Lore Liebke-Begemann zeigt das Buch, das ihr Mann vom Hamburger Senat als Dankesgabe für seinen Einsatz in den überfluteten Gebieten bekommen hat. © Warnecke

Vor 60 Jahren brachen in Hamburg die Deiche, mehr als 300 Menschen starben. Lore Liebke-Begemann aus Scheeßel blickt zurück auf die Sturmflut – und auf den beherzten Rettungseinsatz ihres Mannes. „Man hat es nicht wahrhaben wollen“, sagt die 81-Jährige.

Scheeßel – Es ist die Nacht zum 17. Februar 1962: Hamburg wird von einer schweren Sturmflut getroffen. In der Folge brechen an 60 Stellen die vermeintlich schützenden Deiche. Die Jahrhundertkatastrophe, die Orkan „Vincinette“ anrichtet, hinterlässt Tod und Verwüstung. 315 Menschen sterben, darunter auch fünf Helfer. Mehrere Tausend Menschen werden obdachlos.
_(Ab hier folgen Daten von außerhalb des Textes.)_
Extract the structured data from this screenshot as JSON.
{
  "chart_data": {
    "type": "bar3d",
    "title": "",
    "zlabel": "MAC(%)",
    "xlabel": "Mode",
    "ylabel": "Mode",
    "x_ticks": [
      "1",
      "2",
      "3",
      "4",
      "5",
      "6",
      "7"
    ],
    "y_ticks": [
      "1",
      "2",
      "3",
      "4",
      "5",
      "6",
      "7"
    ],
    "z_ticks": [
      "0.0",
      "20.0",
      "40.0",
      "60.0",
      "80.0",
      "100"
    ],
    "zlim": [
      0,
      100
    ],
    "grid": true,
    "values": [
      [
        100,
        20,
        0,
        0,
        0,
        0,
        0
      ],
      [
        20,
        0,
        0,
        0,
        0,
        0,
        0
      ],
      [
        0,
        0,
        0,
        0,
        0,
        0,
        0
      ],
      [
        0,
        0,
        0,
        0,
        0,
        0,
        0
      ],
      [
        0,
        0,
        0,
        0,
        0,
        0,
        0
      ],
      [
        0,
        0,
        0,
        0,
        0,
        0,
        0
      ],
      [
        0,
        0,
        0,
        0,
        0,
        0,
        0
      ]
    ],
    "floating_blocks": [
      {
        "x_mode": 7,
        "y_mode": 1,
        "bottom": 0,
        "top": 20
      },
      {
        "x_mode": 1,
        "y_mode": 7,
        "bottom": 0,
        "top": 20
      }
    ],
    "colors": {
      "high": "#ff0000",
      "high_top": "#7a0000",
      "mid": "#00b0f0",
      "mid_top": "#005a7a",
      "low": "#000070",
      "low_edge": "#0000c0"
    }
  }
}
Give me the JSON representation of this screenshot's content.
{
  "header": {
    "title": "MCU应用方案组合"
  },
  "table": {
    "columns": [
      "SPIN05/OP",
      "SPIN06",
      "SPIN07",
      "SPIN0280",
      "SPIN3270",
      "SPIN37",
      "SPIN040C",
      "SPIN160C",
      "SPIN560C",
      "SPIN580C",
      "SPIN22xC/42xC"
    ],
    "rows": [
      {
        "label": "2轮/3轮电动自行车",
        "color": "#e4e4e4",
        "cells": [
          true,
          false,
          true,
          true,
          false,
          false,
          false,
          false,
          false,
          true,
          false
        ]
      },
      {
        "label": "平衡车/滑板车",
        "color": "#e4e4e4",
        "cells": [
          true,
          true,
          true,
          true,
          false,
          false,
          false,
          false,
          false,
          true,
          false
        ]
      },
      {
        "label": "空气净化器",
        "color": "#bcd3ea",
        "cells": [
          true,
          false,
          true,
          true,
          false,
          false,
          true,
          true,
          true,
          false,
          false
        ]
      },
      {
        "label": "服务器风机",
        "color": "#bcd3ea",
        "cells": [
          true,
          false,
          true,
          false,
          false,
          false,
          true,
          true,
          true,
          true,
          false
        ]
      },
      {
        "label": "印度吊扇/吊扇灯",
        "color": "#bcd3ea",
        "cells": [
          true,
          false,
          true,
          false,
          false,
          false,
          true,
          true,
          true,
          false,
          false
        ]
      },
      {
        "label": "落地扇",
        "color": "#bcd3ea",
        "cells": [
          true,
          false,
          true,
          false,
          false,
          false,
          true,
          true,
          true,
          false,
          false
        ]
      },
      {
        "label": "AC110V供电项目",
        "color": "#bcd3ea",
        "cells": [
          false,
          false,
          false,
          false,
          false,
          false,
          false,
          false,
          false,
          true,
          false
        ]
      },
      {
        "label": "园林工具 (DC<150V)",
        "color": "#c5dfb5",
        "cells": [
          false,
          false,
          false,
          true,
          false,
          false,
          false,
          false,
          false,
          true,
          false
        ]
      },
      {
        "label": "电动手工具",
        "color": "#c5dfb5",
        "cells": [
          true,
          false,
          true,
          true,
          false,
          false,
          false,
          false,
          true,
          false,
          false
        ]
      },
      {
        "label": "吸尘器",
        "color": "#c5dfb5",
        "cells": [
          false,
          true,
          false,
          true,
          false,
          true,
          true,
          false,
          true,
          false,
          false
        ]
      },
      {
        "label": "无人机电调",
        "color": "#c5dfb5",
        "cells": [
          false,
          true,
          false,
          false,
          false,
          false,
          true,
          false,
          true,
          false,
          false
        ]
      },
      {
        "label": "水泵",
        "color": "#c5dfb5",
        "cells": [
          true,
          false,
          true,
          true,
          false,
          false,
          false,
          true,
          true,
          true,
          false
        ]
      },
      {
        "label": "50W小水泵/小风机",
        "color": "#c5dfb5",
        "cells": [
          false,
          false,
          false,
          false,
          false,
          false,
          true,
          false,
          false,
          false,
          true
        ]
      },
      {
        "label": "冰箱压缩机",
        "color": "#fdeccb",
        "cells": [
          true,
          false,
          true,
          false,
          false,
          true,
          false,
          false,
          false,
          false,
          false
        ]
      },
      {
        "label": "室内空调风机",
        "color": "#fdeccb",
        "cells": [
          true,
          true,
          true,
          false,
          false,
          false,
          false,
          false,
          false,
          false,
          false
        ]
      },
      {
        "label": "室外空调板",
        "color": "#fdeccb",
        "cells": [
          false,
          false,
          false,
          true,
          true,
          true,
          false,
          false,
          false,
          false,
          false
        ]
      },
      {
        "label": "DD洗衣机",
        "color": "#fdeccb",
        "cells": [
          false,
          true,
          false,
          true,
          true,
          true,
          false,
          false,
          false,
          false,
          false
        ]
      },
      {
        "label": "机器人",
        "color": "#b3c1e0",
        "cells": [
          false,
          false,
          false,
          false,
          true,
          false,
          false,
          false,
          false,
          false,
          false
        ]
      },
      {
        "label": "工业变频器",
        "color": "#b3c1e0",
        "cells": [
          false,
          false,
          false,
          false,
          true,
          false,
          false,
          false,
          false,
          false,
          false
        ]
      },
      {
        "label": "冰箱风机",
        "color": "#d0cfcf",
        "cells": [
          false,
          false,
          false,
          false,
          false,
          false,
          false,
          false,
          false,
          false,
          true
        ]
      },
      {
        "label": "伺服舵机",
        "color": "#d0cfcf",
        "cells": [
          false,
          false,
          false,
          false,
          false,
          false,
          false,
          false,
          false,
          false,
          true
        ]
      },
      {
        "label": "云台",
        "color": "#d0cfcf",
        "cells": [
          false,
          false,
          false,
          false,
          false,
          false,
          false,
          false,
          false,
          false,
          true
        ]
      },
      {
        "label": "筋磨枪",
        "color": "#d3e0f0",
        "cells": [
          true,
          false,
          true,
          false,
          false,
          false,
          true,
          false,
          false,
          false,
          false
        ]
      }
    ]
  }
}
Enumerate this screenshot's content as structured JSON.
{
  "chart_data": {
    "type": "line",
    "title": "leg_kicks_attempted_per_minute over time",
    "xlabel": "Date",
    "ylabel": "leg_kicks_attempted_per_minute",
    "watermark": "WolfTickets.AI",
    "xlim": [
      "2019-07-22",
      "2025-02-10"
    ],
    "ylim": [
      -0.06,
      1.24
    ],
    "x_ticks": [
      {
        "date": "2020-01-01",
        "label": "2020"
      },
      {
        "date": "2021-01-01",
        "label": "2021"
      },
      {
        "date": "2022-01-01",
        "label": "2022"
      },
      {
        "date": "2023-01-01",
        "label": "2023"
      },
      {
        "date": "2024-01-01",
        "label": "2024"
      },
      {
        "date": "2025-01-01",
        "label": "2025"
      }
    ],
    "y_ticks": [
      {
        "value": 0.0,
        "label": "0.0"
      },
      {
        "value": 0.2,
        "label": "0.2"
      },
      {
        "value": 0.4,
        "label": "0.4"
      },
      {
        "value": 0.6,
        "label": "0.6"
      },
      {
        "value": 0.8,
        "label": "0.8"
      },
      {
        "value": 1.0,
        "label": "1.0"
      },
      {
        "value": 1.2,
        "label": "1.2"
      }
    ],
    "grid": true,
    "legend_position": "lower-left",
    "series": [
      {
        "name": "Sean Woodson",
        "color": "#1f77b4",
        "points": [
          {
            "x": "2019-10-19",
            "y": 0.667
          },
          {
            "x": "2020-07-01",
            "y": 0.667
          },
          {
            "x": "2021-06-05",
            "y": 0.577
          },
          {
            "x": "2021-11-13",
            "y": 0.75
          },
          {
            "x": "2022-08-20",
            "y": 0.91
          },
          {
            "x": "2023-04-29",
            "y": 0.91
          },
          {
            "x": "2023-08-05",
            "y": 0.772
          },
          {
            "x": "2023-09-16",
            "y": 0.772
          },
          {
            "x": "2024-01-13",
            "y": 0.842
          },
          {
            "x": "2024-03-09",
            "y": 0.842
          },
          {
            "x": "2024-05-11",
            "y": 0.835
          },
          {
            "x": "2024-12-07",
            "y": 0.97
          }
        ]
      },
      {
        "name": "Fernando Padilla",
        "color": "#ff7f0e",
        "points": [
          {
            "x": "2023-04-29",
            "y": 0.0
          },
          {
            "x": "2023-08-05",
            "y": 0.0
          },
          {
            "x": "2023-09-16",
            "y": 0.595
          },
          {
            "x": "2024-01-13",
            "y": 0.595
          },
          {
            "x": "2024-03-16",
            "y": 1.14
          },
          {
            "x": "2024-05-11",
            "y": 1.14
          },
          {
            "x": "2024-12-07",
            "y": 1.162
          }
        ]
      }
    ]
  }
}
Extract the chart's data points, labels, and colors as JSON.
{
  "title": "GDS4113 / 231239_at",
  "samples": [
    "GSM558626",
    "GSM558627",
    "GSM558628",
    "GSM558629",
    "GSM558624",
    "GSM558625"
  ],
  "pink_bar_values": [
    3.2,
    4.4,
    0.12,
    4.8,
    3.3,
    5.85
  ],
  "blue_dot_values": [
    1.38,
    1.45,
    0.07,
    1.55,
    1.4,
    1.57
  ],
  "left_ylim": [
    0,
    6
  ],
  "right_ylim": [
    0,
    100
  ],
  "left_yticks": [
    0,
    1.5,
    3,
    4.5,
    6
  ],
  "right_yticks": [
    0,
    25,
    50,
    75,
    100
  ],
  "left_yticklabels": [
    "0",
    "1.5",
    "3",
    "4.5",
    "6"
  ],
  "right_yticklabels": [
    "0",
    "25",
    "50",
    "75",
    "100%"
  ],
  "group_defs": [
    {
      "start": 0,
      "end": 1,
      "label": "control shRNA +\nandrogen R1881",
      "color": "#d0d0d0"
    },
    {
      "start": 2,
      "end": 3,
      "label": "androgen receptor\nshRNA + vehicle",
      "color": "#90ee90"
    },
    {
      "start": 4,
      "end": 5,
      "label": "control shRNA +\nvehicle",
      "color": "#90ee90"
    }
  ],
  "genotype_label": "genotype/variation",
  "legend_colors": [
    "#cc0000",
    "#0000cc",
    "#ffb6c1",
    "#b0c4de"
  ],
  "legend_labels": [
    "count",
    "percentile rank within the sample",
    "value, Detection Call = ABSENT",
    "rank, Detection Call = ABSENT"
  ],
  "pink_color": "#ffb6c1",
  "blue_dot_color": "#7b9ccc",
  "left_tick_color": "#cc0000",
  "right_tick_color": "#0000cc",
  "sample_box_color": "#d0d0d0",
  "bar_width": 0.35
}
Ein Retter, der damals als freiwilliges Mitglied im Bundesluftschutzverband beherzt mit anpackte, ist Karl Hermann Liebke. 2015 ist er gestorben. Fast auf den Tag genau 60 Jahre nach den tragischen Ereignissen in der Hansestadt sitzt Lore Liebke-Begemann, die Ehefrau, zum Plausch mit unserer Zeitung in ihrer kleinen Wohnung in Scheeßel. Sie möchte berichten, davon erzählen, wie sie und ihr damals Verlobter die historische Flut erlebt haben. Dafür schlägt die 81-Jährige ein Buch auf. Es handelt es sich um eine Dankesgabe des damaligen Hamburger Bürgermeisters an die hunderten Helfer – mit persönlicher Widmung im Namen des Senates. „Das Buch hat mein Mann im Oktober ‘62 auf einer Gedenkveranstaltung auf dem Rathausvorplatz bekommen“, sagt Liebke-Begemann. Es erinnert in Wort und Bild an die Sturmflut – und an deren Opfer. Am Ende finden sich die 315 Namen. Viele, das zeigen die Altersangaben, mussten viel zu jung sterben.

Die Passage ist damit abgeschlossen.